Tag Archives: energy

Nuclear Renaissance China

It seems that there will be a nuclear Renaissance in China.


This is probably good news for US companies who can can bid on contracts for the components for new reactors. And the US still is a leader in that field. China considers Nuclear energy to be Green energy – as well they should. The Chinese coal industry kills miners regularly and sickens the populace with pollutants. Say what you will about nuclear energy, it kills a lot fewer people and the pollution is, gram for gram, a enormously smaller problem.


Algae for Biofuels

Another article crossed my desk that was all about algae for biofuels. This one quoted a figure: Algae absorbed roughly 20% of all venture capital invested in biofuels last year. I think that’s pretty impressive. That’s about $180 million. Also impressive: an article over at Green Car Congress talks about a 91 octane gasoline derived from algal a biocrude.

Here are a few of the companies looking into algae biofuels:

Sapphire Energy

Petrosun [edit 3/9/14, defunct]

Imperium Renewables

GreenFuel Technologies [defunct]

AXI, LLC – this one is was cooperating with my Alma Mater [defunct]


Biofuels, economics and starvation – concerns for U.S. profit and conscience

I’m a chemist, and I love the idea of biofuels. America could do better on the energy production side of things, and biofuels seem like an opportunity. What we need is a replacement for petroleum, but what we have is an agricultural production capacity. Biofuels are also an opportunity for readjustment of markets. Right now, big farm production has pushed the third world out of the agricultural game – they don’t have the technology to produce cheap food. It’s cheaper to ship food from the US than it is to grow it almost anywhere else. Ironically, raising food prices and cutting US subsidies could end up really helping the poor, since they could then make a profit selling the food that they grow for themselves.

Think of it this way: cheap US food means that farming is financially useless in places without massive agribusiness infrastructure. Yet, growing food has been the way people have built their own economies since the advent of agriculture. It’s only recently with industrial farming that it has become necessary to trade factory labor for food.
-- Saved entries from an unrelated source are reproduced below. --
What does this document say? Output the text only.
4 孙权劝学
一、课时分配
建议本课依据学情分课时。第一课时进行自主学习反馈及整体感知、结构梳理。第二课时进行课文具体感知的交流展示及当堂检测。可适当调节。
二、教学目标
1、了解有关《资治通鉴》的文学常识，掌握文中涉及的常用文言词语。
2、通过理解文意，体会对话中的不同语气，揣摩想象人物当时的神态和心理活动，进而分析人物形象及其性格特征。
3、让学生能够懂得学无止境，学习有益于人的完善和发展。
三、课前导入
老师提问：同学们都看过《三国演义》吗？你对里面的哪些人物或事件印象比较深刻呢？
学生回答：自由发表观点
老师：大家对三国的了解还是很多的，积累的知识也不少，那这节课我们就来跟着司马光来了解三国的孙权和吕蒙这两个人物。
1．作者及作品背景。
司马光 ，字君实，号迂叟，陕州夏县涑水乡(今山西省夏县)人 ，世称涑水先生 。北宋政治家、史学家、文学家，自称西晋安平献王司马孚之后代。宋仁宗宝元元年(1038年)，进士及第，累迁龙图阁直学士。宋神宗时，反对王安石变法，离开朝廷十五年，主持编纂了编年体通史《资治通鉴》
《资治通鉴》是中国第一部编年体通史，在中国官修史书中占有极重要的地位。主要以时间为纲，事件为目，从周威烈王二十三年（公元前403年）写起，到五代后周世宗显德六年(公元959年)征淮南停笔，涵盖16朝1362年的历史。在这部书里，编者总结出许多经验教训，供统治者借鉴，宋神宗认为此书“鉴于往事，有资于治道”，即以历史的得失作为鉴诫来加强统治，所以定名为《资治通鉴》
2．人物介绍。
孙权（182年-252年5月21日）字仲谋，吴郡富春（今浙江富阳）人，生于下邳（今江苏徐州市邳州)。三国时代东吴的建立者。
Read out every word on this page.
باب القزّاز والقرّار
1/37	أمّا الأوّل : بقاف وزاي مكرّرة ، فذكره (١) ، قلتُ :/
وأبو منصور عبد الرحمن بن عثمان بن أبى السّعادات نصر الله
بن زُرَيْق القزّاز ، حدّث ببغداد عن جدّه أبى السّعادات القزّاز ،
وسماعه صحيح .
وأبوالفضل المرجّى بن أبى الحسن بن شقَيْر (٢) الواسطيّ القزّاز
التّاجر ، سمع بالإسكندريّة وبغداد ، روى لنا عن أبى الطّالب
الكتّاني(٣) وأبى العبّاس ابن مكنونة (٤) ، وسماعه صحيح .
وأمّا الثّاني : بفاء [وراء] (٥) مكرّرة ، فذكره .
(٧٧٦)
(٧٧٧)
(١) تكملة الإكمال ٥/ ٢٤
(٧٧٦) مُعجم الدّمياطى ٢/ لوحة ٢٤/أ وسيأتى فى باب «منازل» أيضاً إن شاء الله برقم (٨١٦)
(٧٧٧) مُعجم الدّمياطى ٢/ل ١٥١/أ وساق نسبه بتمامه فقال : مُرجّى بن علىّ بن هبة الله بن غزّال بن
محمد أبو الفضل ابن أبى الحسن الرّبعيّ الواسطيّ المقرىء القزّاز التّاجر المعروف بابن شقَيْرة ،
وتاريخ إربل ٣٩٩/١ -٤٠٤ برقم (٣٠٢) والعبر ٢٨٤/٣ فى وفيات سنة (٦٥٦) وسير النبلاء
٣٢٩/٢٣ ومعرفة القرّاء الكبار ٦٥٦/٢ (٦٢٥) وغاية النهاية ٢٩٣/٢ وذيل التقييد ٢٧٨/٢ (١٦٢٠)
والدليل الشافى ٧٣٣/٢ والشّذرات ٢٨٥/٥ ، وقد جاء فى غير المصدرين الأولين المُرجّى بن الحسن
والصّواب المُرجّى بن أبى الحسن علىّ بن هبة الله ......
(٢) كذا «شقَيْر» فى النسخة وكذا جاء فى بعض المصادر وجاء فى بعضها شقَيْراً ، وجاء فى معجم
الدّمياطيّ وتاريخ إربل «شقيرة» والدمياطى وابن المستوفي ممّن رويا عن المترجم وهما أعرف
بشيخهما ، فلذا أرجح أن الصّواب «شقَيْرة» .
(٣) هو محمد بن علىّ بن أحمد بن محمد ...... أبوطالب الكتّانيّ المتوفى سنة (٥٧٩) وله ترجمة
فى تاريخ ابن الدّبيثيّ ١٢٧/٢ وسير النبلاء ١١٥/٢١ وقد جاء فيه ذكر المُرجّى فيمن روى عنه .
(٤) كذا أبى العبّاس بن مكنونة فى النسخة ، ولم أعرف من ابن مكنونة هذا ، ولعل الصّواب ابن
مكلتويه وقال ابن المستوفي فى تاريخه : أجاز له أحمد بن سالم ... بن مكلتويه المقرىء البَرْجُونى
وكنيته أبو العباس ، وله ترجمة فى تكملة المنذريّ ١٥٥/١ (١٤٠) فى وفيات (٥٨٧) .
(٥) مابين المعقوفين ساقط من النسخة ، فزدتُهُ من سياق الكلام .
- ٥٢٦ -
Now, I hope that it is obvious that this is an oversimplification. The above implies  that it’s more complicated than simply making the choice to burn our corn instead or feed the poor. But there is some truth to that, too. The economic reality is that a price increase on food could end up being the best thing ever for poor communities. They can begin to farm their own food and supply their own needs. But if the price goes up faster than the demand can be met by local sources, then people will starve.

When people are going hungry, it is unacceptable to turn corn into fuel. It is unacceptable to be wasteful consumers of corn while our fellow humans contend with food riots. There are new projects on the books. Turning inedible plants and plant waste into liquid transportation fuels feels a lot more reasonable. Congress is investing in these options which I think is a wise move on the part of our legislators.